Another Look Book Club: Sándor Márai's "Embers"

This is an Archive of a Past Event

Sándor Márai's taut and mesmerizing novel, published in 1942, opens in a secluded Hungarian castle, where an old general awaits a reunion with a friend. It is 1940, and he has not appeared in public for decades. The long-estranged companions talk all night – or rather, the general talks, as the evasive visitor listens to the general discuss love, intimacy, honor, betrayal, and a beautiful, long-dead wife.

The novel is set against the backdrop of the disintegrated Austro-Hungarian empire, and shares the melancholy wisdom of its narrator: “We not only act, talk, think, dream, we also hold our silence about something. All our lives we are silent about who we are, which only we know, and about which we can speak to no one. Yet we know that who we are and what we cannot speak about constitutes the 'truth.' We are that about which we hold our silence.”

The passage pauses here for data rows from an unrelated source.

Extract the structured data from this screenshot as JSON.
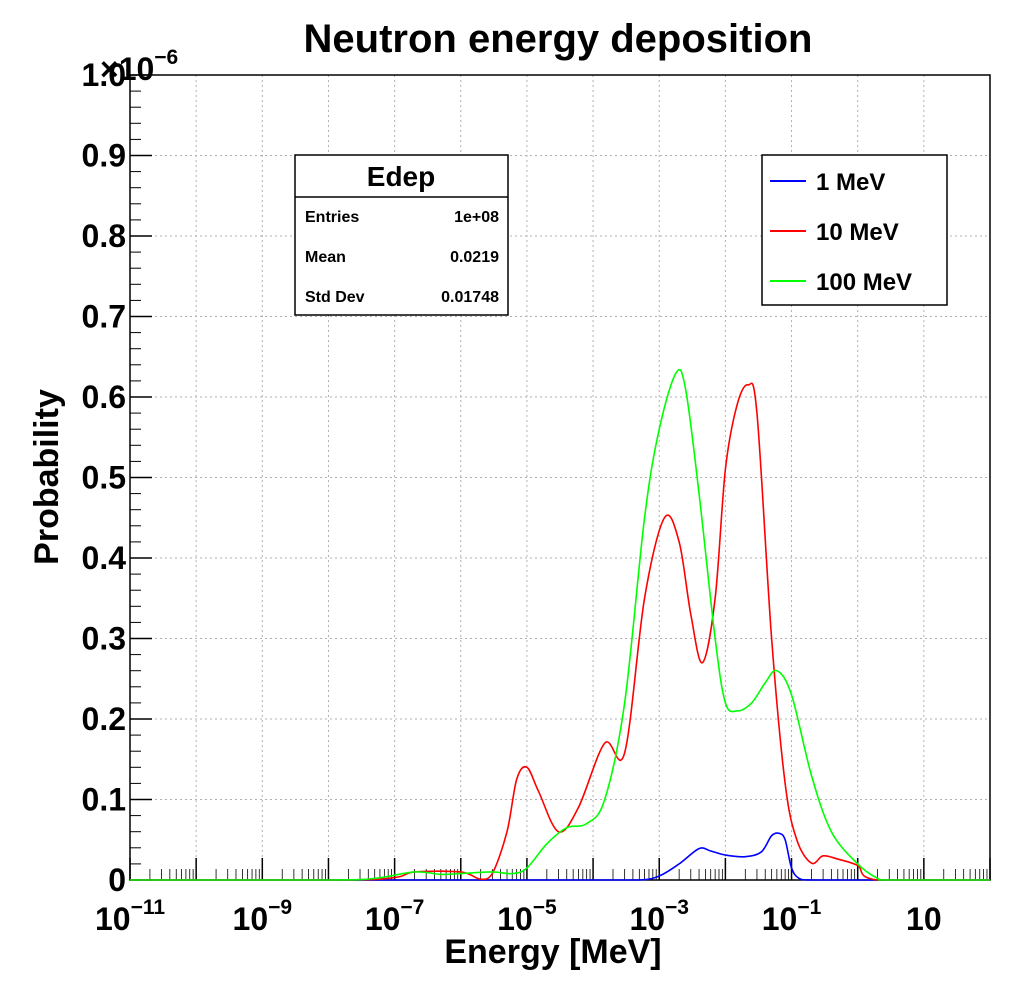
{
  "chart_data": {
    "type": "line",
    "title": "Neutron energy deposition",
    "xlabel": "Energy [MeV]",
    "ylabel": "Probability",
    "x_scale": "log",
    "xlim": [
      1e-11,
      100
    ],
    "ylim": [
      0,
      1e-06
    ],
    "y_multiplier_label": "×10",
    "y_multiplier_exp": "−6",
    "y_ticks": [
      "0",
      "0.1",
      "0.2",
      "0.3",
      "0.4",
      "0.5",
      "0.6",
      "0.7",
      "0.8",
      "0.9",
      "1.0"
    ],
    "x_ticks": [
      {
        "value": 1e-11,
        "base": "10",
        "exp": "−11"
      },
      {
        "value": 1e-09,
        "base": "10",
        "exp": "−9"
      },
      {
        "value": 1e-07,
        "base": "10",
        "exp": "−7"
      },
      {
        "value": 1e-05,
        "base": "10",
        "exp": "−5"
      },
      {
        "value": 0.001,
        "base": "10",
        "exp": "−3"
      },
      {
        "value": 0.1,
        "base": "10",
        "exp": "−1"
      },
      {
        "value": 10,
        "base": "10",
        "exp": ""
      }
    ],
    "grid": true,
    "legend_position": "top-right",
    "stats_box": {
      "title": "Edep",
      "rows": [
        {
          "label": "Entries",
          "value": "1e+08"
        },
        {
          "label": "Mean",
          "value": "0.0219"
        },
        {
          "label": "Std Dev",
          "value": "0.01748"
        }
      ]
    },
    "series": [
      {
        "name": "1 MeV",
        "color": "#0000ff",
        "points": [
          [
            1e-11,
            0
          ],
          [
            1e-07,
            0
          ],
          [
            1e-05,
            0
          ],
          [
            0.0001,
            0
          ],
          [
            0.0005,
            0
          ],
          [
            0.001,
            5e-09
          ],
          [
            0.002,
            2e-08
          ],
          [
            0.004,
            3.9e-08
          ],
          [
            0.006,
            3.6e-08
          ],
          [
            0.01,
            3.1e-08
          ],
          [
            0.02,
            2.9e-08
          ],
          [
            0.035,
            3.5e-08
          ],
          [
            0.05,
            5.5e-08
          ],
          [
            0.065,
            5.8e-08
          ],
          [
            0.08,
            5e-08
          ],
          [
            0.1,
            1.5e-08
          ],
          [
            0.13,
            2e-09
          ],
          [
            0.2,
            0
          ],
          [
            1,
            0
          ],
          [
            100,
            0
          ]
        ]
      },
      {
        "name": "10 MeV",
        "color": "#ff0000",
        "points": [
          [
            1e-11,
            0
          ],
          [
            1.5e-08,
            0
          ],
          [
            1e-07,
            3e-09
          ],
          [
            2e-07,
            1e-08
          ],
          [
            1e-06,
            1e-08
          ],
          [
            2e-06,
            1e-09
          ],
          [
            3e-06,
            8e-09
          ],
          [
            5e-06,
            6e-08
          ],
          [
            7e-06,
            1.25e-07
          ],
          [
            1e-05,
            1.4e-07
          ],
          [
            1.5e-05,
            1.1e-07
          ],
          [
            3e-05,
            6e-08
          ],
          [
            6e-05,
            9e-08
          ],
          [
            0.00015,
            1.7e-07
          ],
          [
            0.0003,
            1.58e-07
          ],
          [
            0.0006,
            3.5e-07
          ],
          [
            0.0012,
            4.5e-07
          ],
          [
            0.002,
            4.2e-07
          ],
          [
            0.003,
            3.3e-07
          ],
          [
            0.0045,
            2.7e-07
          ],
          [
            0.007,
            3.5e-07
          ],
          [
            0.01,
            5.1e-07
          ],
          [
            0.015,
            5.9e-07
          ],
          [
            0.022,
            6.15e-07
          ],
          [
            0.03,
            5.8e-07
          ],
          [
            0.05,
            3e-07
          ],
          [
            0.08,
            1.2e-07
          ],
          [
            0.12,
            5e-08
          ],
          [
            0.2,
            2.1e-08
          ],
          [
            0.3,
            3e-08
          ],
          [
            0.5,
            2.6e-08
          ],
          [
            1.0,
            1.8e-08
          ],
          [
            2.0,
            0
          ],
          [
            100,
            0
          ]
        ]
      },
      {
        "name": "100 MeV",
        "color": "#00ff00",
        "points": [
          [
            1e-11,
            0
          ],
          [
            1e-08,
            0
          ],
          [
            5e-08,
            2e-09
          ],
          [
            2e-07,
            1e-08
          ],
          [
            5e-07,
            7e-09
          ],
          [
            1e-06,
            8e-09
          ],
          [
            3e-06,
            1e-08
          ],
          [
            6e-06,
            8e-09
          ],
          [
            1e-05,
            1.5e-08
          ],
          [
            2e-05,
            4.5e-08
          ],
          [
            4e-05,
            6.5e-08
          ],
          [
            8e-05,
            7e-08
          ],
          [
            0.00015,
            1e-07
          ],
          [
            0.0003,
            2.2e-07
          ],
          [
            0.0006,
            4.5e-07
          ],
          [
            0.001,
            5.6e-07
          ],
          [
            0.0018,
            6.3e-07
          ],
          [
            0.0025,
            6.1e-07
          ],
          [
            0.004,
            4.8e-07
          ],
          [
            0.007,
            3e-07
          ],
          [
            0.01,
            2.2e-07
          ],
          [
            0.015,
            2.1e-07
          ],
          [
            0.025,
            2.2e-07
          ],
          [
            0.04,
            2.45e-07
          ],
          [
            0.06,
            2.6e-07
          ],
          [
            0.1,
            2.3e-07
          ],
          [
            0.2,
            1.3e-07
          ],
          [
            0.4,
            6e-08
          ],
          [
            1.0,
            2e-08
          ],
          [
            2.0,
            2e-09
          ],
          [
            3,
            0
          ],
          [
            100,
            0
          ]
        ]
      }
    ]
  }
}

Acclaimed author Robert Pogue Harrison will moderate the discussion. The Stanford professor who is Another Look’s director writes regularly for The New York Review of Books and hosts the popular talk show, Entitled Opinions. He will be joined by renowned author and National Medal of Arts winner Tobias Wolff, professor emeritus of English at Stanford, and Jane Shaw, Stanford's Dean for Religious Life at Stanford.